Officials say the wisdom of the program is simple: If there is nowhere to place trash, riders will take it with them — often outside of a station.
But some riders have improvised. On a summer afternoon at the Eighth Street station, passers-by had piled trash about three feet high in a narrow alcove between a pay phone kiosk and a vertical beam, apparently out of the view of station cleaners.
Indeed, those who answered Ms. Lappin’s online survey were unmoved by the plan’s counterintuitive appeal — even those who had not visited the station in question. While 218 people answered the survey prompt intended for only those who “visited the 57th Street F station this month,” 553 responded to a question about whether the program was a good idea. Ninety-three percent said it was not.
“The M.T.A. should toss out this plan and put the garbage cans back,” Ms. Lappin concluded. (Though her district, which is on the Upper East Side and Roosevelt Island, probably has many F riders, particularly Roosevelt Island residents, it does not include the 57th Street station.)
Kevin Ortiz, a spokesman for the authority, said the stations participating in the pilot were being “closely monitored” as officials considered whether to continue the program.
Though Mr. Lhota said in August that the policy “could be” applied systemwide, the authority has since clarified that high-traffic stations, like Times Square and Grand Central, would not be candidates for bin removal.

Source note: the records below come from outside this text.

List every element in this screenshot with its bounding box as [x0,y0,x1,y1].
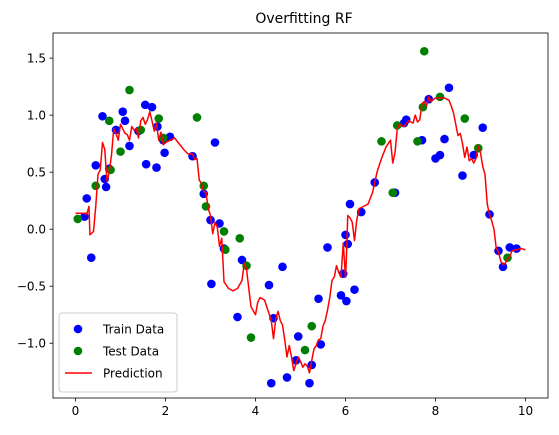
data-point [104,116,114,126]
data-point [207,279,216,289]
data-point [82,194,92,203]
data-point [341,230,350,240]
data-point [116,147,125,156]
data-point [413,137,422,146]
data-point [219,227,229,236]
data-point [152,163,161,172]
data-point [440,134,449,144]
series-test-data [73,46,512,355]
chart-title: Overfitting RF [255,11,352,27]
data-point [246,333,256,342]
legend-item: Prediction [65,366,163,380]
legend-marker [73,346,83,356]
y-tick-label: 0.0 [27,222,46,236]
data-point [91,181,101,191]
y-tick-label: −1.0 [17,337,46,351]
y-tick-label: 0.5 [27,165,46,179]
x-tick-label: 8 [432,404,440,418]
data-point [458,171,467,180]
data-point [86,253,96,262]
data-point [505,243,515,252]
data-point [478,123,488,132]
data-point [233,312,242,322]
data-point [343,239,353,249]
data-point [147,102,157,112]
legend-label: Test Data [102,344,159,358]
data-point [342,296,351,306]
legend-marker [73,324,83,334]
y-tick-label: 1.0 [27,108,46,122]
data-point [141,159,151,169]
x-tick-label: 2 [162,404,170,418]
data-point [125,141,134,151]
data-point [435,92,445,102]
data-point [300,345,310,355]
data-point [264,280,274,290]
data-point [460,114,470,123]
data-point [210,138,220,147]
x-tick-label: 0 [72,404,80,418]
legend-label: Prediction [103,366,163,380]
data-point [101,182,111,192]
data-point [266,378,276,388]
data-point [316,340,326,349]
data-point [307,360,317,370]
data-point [160,148,169,158]
data-point [345,199,355,209]
data-point [498,262,508,272]
data-point [235,234,245,243]
data-point [140,100,150,110]
legend-item: Train Data [73,322,164,336]
data-point [125,85,134,95]
data-point [419,46,429,56]
data-point [154,114,164,123]
data-point [192,113,202,122]
data-point [336,291,346,300]
data-point [444,83,454,93]
data-point [307,321,317,331]
legend-label: Train Data [102,322,164,336]
data-point [314,294,323,304]
data-layer [73,46,526,388]
y-tick-label: 1.5 [27,51,46,65]
x-tick-label: 6 [342,404,350,418]
data-point [282,373,292,382]
series-prediction-line [75,96,526,374]
y-tick-label: −0.5 [17,280,46,294]
data-point [323,243,332,252]
data-point [435,150,445,160]
data-point [392,121,402,130]
data-point [377,137,386,146]
data-point [73,214,83,224]
legend-item: Test Data [73,344,159,358]
data-point [98,111,107,121]
data-point [305,378,314,388]
data-point [388,188,398,197]
x-tick-label: 4 [252,404,260,418]
data-point [293,332,303,341]
data-point [278,262,287,272]
data-point [91,161,101,170]
axes-frame [52,32,549,399]
x-tick-label: 10 [518,404,533,418]
data-point [120,116,130,126]
legend: Train Data Test Data Prediction [58,312,178,393]
data-point [350,285,359,294]
plot-area: 0 2 4 6 8 10 −1.0 −0.5 0.0 0.5 1.0 1.5 [17,32,549,418]
data-point [118,107,128,116]
data-point [106,165,115,175]
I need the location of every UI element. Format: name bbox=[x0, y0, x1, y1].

That is idiotic. Anybody who lives in NYC can tell you if there's no trash can around the trash gets tossed to the ground (it even happens when there is a trash can handy). The answer is bigger trash cans, more of them. This sounds like a budget cutting scheme: Take out the trash cans and then you can cut the crew that used to pick them up & empty them.
This goes right along with their plan to get rid of all ticket agents.
Assuming the best possible result, what exactly does the MTA think riders are going to do with their trash once they leave the station? Best case they are going to drop it into another (likely overflowing) trash bin on the street, which means they're just making this somebody else's problem. Worst (and likeliest) case, it ends up on the platform somewhere.
Has it occurred to these morons that what's needed is more trash capacity in the stations? The MTA is a completely mismanaged, asinine organization. Really, its infuriating.
Last edited by eddhead; October 13th, 2012 at 01:01 PM.